On a positive note, Jack Hannahan has driven in runs in each of his first two games with the Tribe. If he drives in another one today he’ll be the first player with RBI in his first three games in an Indians uniform since Eduardo Perez (four straight) in 2006. Prior to Perez, you have to go back to Gomer Hodge in 1971.

Opening Day notes

  • Carlos Santana was back in the lineup batting cleanup, a rare slot for a 24-year-old catcher. Since 1919 (as far back as baseball-reference game finder goes) only four other catchers have batted cleaning on opening day for the Tribe (Victor Martinez did so three times). And perhaps more noteworthy, Santana is the youngest catcher to bat cleanup in his team’s season opener since Hall of Famer Gary Carter in 1978.
  • Fausto Carmona‘s 10 earned runs allowed set a Tribe record for opening day (since 1919, of course).

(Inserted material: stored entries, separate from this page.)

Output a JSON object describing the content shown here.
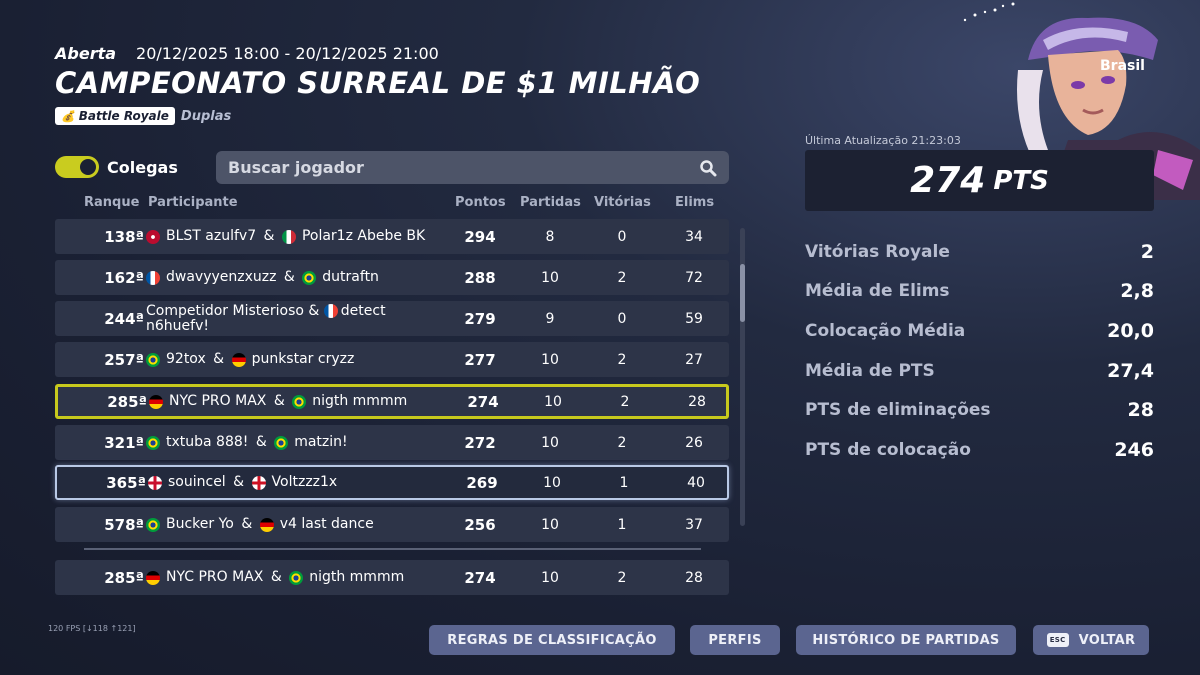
{
  "header": {
    "status": "Aberta",
    "datetime": "20/12/2025 18:00 - 20/12/2025 21:00",
    "title": "CAMPEONATO SURREAL DE $1 MILHÃO",
    "mode_badge": "Battle Royale",
    "mode_type": "Duplas"
  },
  "filters": {
    "toggle_label": "Colegas",
    "toggle_on": true,
    "search_placeholder": "Buscar jogador"
  },
  "table": {
    "columns": {
      "rank": "Ranque",
      "participant": "Participante",
      "points": "Pontos",
      "matches": "Partidas",
      "wins": "Vitórias",
      "elims": "Elims"
    },
    "rows": [
      {
        "rank": "138ª",
        "p1": "BLST azulfv7",
        "p1_flag": "norway",
        "p2": "Polar1z Abebe BK",
        "p2_flag": "italy",
        "points": "294",
        "matches": "8",
        "wins": "0",
        "elims": "34"
      },
      {
        "rank": "162ª",
        "p1": "dwavyyenzxuzz",
        "p1_flag": "france",
        "p2": "dutraftn",
        "p2_flag": "brazil",
        "points": "288",
        "matches": "10",
        "wins": "2",
        "elims": "72"
      },
      {
        "rank": "244ª",
        "p1": "Competidor Misterioso",
        "p1_flag": "",
        "p2": "detect n6huefv!",
        "p2_flag": "france",
        "points": "279",
        "matches": "9",
        "wins": "0",
        "elims": "59"
      },
      {
        "rank": "257ª",
        "p1": "92tox",
        "p1_flag": "brazil",
        "p2": "punkstar cryzz",
        "p2_flag": "germany",
        "points": "277",
        "matches": "10",
        "wins": "2",
        "elims": "27"
      },
      {
        "rank": "285ª",
        "p1": "NYC PRO MAX",
        "p1_flag": "germany",
        "p2": "nigth mmmm",
        "p2_flag": "brazil",
        "points": "274",
        "matches": "10",
        "wins": "2",
        "elims": "28",
        "highlight": "me"
      },
      {
        "rank": "321ª",
        "p1": "txtuba 888!",
        "p1_flag": "brazil",
        "p2": "matzin!",
        "p2_flag": "brazil",
        "points": "272",
        "matches": "10",
        "wins": "2",
        "elims": "26"
      },
      {
        "rank": "365ª",
        "p1": "souincel",
        "p1_flag": "uk",
        "p2": "Voltzzz1x",
        "p2_flag": "england",
        "points": "269",
        "matches": "10",
        "wins": "1",
        "elims": "40",
        "highlight": "selected"
      },
      {
        "rank": "578ª",
        "p1": "Bucker Yo",
        "p1_flag": "brazil",
        "p2": "v4 last dance",
        "p2_flag": "germany",
        "points": "256",
        "matches": "10",
        "wins": "1",
        "elims": "37"
      }
    ],
    "pinned": {
      "rank": "285ª",
      "p1": "NYC PRO MAX",
      "p1_flag": "germany",
      "p2": "nigth mmmm",
      "p2_flag": "brazil",
      "points": "274",
      "matches": "10",
      "wins": "2",
      "elims": "28"
    }
  },
  "panel": {
    "country": "Brasil",
    "last_update": "Última Atualização 21:23:03",
    "points_value": "274",
    "points_unit": "PTS",
    "stats": [
      {
        "label": "Vitórias Royale",
        "value": "2"
      },
      {
        "label": "Média de Elims",
        "value": "2,8"
      },
      {
        "label": "Colocação Média",
        "value": "20,0"
      },
      {
        "label": "Média de PTS",
        "value": "27,4"
      },
      {
        "label": "PTS de eliminações",
        "value": "28"
      },
      {
        "label": "PTS de colocação",
        "value": "246"
      }
    ]
  },
  "footer": {
    "fps": "120 FPS [↓118 ↑121]",
    "buttons": {
      "rules": "REGRAS DE CLASSIFICAÇÃO",
      "profiles": "PERFIS",
      "history": "HISTÓRICO DE PARTIDAS",
      "esc_key": "ESC",
      "back": "VOLTAR"
    }
  },
  "colors": {
    "accent_yellow": "#c7c91d",
    "button_bg": "#5b6590",
    "row_bg": "#2d3448",
    "background": "#1a2033"
  }
}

It’s also the most allowed by any pitcher in his team’s opener since Early Wynn, pitching for the Senators, allowed 10 to the Yankees in 1948. It was his final year in Washington before joining the Tribe. [Update: according to The Elias Sports Bureau (via ESPN) Carmona was the first pitcher in baseball history to allow 10 runs in three innings or less on opening day.]
  • Jack Hannahan became just the 3rd Indians No. 9 hitter to go deep on opening day (since 1919) joining Ron Pruitt (1978 vs Royals) and Bob Lemon (1953 vs White Sox).